La verrine est l'entrée des années deux mille, celle des traiteurs et des tables de fête qui veulent du foie gras sans la tranche, et elle a de vraies vertus : elle fait servir un foie gras à six pour le prix de trois tranches, elle se prépare la veille, et elle marie le foie et sa garniture dans la même cuillère, ce que l'assiette classique sépare. La figue est sa garniture naturelle, parce qu'elle est le fruit du Sud-Ouest, de la même saison que le foie gras d'automne, et parce que son sucre doux et sa chair rouge, en chutney, font au foie ce que le Monbazillac lui fait dans le verre.
Le chutney, d'abord, la veille de préférence : 400 g de figues fraîches, violettes de Solliès ou noires de Caromb, mûres, ou 250 g de figues sèches réhydratées, coupées en quartiers ; 1 petit oignon rouge ciselé fin ; 60 g de sucre roux ; 8 cl de vinaigre de cidre ; le jus et le zeste d'une demi-orange ; une pincée de quatre-épices, une de cannelle, un clou de girofle, une pincée de sel et de poivre, une pointe de gingembre frais râpé pour qui veut. Tout dans une casserole à fond épais, porté à ébullition, puis mijoté à découvert à feu doux trente à quarante minutes, remué, jusqu'à ce que les figues soient fondues en compote et que le liquide soit devenu un sirop épais qui nappe la cuillère et où la cuillère laisse une trace : c'est le point ; trop tôt, le chutney coule dans le verre, trop tard, il caramélise. Le clou de girofle retiré. Goûté : il doit être aigre-doux, franchement, le vinaigre sensible sous le sucre ; un trait de vinaigre s'il est trop doux. Refroidi, il épaissit encore.
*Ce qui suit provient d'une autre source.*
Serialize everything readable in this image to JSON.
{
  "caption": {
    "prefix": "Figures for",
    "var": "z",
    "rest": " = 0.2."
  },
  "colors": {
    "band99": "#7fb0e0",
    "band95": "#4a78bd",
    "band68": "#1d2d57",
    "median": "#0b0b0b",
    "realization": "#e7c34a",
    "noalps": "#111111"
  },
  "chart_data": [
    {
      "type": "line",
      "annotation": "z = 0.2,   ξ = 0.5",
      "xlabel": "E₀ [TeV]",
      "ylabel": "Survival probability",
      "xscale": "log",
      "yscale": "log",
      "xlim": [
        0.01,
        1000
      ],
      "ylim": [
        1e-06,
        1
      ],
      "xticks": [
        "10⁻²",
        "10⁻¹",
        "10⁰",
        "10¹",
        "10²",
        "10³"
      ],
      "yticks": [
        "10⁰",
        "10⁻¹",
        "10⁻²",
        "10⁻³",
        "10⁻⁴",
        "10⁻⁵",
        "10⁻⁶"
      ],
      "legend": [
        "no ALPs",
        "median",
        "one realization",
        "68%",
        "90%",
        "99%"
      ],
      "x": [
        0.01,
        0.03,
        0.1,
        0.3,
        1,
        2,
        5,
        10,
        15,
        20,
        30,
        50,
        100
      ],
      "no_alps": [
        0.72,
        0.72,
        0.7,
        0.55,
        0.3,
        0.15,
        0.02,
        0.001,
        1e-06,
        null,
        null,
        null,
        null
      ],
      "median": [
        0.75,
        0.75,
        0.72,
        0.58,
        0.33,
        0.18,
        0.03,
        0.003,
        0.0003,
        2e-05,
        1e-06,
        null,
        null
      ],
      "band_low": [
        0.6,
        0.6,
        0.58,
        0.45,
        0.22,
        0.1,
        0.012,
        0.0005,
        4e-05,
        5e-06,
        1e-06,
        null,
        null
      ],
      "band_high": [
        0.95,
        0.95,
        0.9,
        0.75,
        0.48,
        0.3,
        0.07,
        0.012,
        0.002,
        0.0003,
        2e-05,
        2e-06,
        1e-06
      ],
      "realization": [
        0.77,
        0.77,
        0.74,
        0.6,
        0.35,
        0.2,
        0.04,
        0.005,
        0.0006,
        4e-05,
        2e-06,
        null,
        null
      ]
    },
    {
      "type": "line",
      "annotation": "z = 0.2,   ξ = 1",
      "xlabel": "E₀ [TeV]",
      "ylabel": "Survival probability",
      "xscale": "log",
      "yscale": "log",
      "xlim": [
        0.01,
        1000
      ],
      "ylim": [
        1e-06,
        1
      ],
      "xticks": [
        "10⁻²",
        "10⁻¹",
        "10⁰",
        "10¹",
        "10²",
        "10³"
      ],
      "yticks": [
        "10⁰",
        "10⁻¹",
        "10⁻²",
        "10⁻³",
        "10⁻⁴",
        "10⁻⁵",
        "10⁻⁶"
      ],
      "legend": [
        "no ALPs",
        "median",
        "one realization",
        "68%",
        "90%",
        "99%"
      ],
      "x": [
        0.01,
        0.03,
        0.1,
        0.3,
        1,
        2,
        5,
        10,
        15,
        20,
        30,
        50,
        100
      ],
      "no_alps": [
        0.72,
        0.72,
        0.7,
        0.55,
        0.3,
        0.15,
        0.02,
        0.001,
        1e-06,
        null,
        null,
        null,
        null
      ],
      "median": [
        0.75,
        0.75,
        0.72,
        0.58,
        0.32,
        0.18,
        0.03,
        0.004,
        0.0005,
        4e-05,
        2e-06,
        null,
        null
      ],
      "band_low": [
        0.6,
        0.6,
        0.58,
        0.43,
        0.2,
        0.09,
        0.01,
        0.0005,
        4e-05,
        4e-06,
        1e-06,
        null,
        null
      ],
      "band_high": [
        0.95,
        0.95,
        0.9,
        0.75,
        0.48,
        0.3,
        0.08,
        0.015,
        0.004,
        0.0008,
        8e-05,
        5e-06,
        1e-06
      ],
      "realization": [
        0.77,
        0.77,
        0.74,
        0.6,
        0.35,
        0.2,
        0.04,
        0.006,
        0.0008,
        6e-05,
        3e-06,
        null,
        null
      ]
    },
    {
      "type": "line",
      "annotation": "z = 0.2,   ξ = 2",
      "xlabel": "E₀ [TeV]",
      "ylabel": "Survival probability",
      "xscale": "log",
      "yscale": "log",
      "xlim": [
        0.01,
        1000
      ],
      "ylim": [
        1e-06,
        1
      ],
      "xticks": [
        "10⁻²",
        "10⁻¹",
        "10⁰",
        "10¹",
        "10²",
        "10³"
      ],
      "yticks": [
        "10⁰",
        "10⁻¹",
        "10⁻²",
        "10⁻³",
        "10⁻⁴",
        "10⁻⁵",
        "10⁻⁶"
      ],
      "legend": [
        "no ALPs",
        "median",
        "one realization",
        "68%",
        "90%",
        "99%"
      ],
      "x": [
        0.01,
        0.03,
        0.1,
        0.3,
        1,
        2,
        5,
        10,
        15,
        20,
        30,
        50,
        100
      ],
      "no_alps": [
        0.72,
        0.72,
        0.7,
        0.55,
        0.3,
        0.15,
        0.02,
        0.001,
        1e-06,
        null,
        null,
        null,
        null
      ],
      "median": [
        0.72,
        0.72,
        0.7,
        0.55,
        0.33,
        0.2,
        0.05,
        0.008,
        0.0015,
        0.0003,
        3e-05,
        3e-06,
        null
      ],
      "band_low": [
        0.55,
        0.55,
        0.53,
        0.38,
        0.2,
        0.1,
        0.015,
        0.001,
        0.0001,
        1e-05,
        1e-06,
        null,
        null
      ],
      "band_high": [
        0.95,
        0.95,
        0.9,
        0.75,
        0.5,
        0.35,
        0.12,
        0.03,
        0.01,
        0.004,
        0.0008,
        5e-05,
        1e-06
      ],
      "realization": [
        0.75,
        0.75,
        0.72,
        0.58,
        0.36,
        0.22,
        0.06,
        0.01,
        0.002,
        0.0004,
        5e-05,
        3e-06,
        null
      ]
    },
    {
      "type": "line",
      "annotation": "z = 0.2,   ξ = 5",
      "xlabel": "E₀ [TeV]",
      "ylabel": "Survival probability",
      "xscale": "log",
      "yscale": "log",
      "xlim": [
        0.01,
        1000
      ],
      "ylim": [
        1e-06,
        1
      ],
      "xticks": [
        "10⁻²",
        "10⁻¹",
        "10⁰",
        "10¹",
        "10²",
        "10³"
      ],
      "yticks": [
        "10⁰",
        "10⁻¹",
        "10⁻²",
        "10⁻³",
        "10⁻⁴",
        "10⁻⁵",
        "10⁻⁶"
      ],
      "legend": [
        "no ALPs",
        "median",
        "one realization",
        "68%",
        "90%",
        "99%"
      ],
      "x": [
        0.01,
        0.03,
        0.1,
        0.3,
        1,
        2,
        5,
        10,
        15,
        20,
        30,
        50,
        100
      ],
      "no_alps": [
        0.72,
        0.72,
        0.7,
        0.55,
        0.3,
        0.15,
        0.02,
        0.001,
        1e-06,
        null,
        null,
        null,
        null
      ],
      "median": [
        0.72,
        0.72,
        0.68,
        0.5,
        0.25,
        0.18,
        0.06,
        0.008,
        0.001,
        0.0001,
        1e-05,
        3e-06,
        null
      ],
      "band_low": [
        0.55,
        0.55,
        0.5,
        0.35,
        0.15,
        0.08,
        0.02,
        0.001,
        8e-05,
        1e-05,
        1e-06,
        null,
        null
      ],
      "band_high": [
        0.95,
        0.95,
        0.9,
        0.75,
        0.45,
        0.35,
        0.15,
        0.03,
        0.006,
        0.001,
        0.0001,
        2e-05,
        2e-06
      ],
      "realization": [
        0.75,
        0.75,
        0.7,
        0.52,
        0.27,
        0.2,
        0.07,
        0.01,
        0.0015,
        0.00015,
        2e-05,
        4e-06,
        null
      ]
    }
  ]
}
La crème de foie gras : 200 g de foie gras mi-cuit, en bloc ou en terrine, du commerce ou d'un producteur, sorti trente minutes avant pour être souple, pas mou ; la graisse jaune du dessus retirée et gardée, le foie coupé en morceaux. Au fouet électrique ou au robot, le foie travaillé une minute en pommade lisse, avec une cuillère à soupe de Monbazillac ou d'Armagnac, sel, poivre blanc, une pointe de quatre-épices. 15 cl de crème fleurette entière, très froide, fouettée à part en chantilly souple, pas ferme, et incorporée en deux fois à la pommade, à la spatule, en soulevant : une mousse rose pâle, lisse, qui tient sur la cuillère. Goûtée, resalée : la crème adoucit, il faut un peu plus de sel qu'on ne croit. Mise en poche à douille lisse, ou dans un sac de congélation coupé au coin, au réfrigérateur trente minutes pour qu'elle se raffermisse.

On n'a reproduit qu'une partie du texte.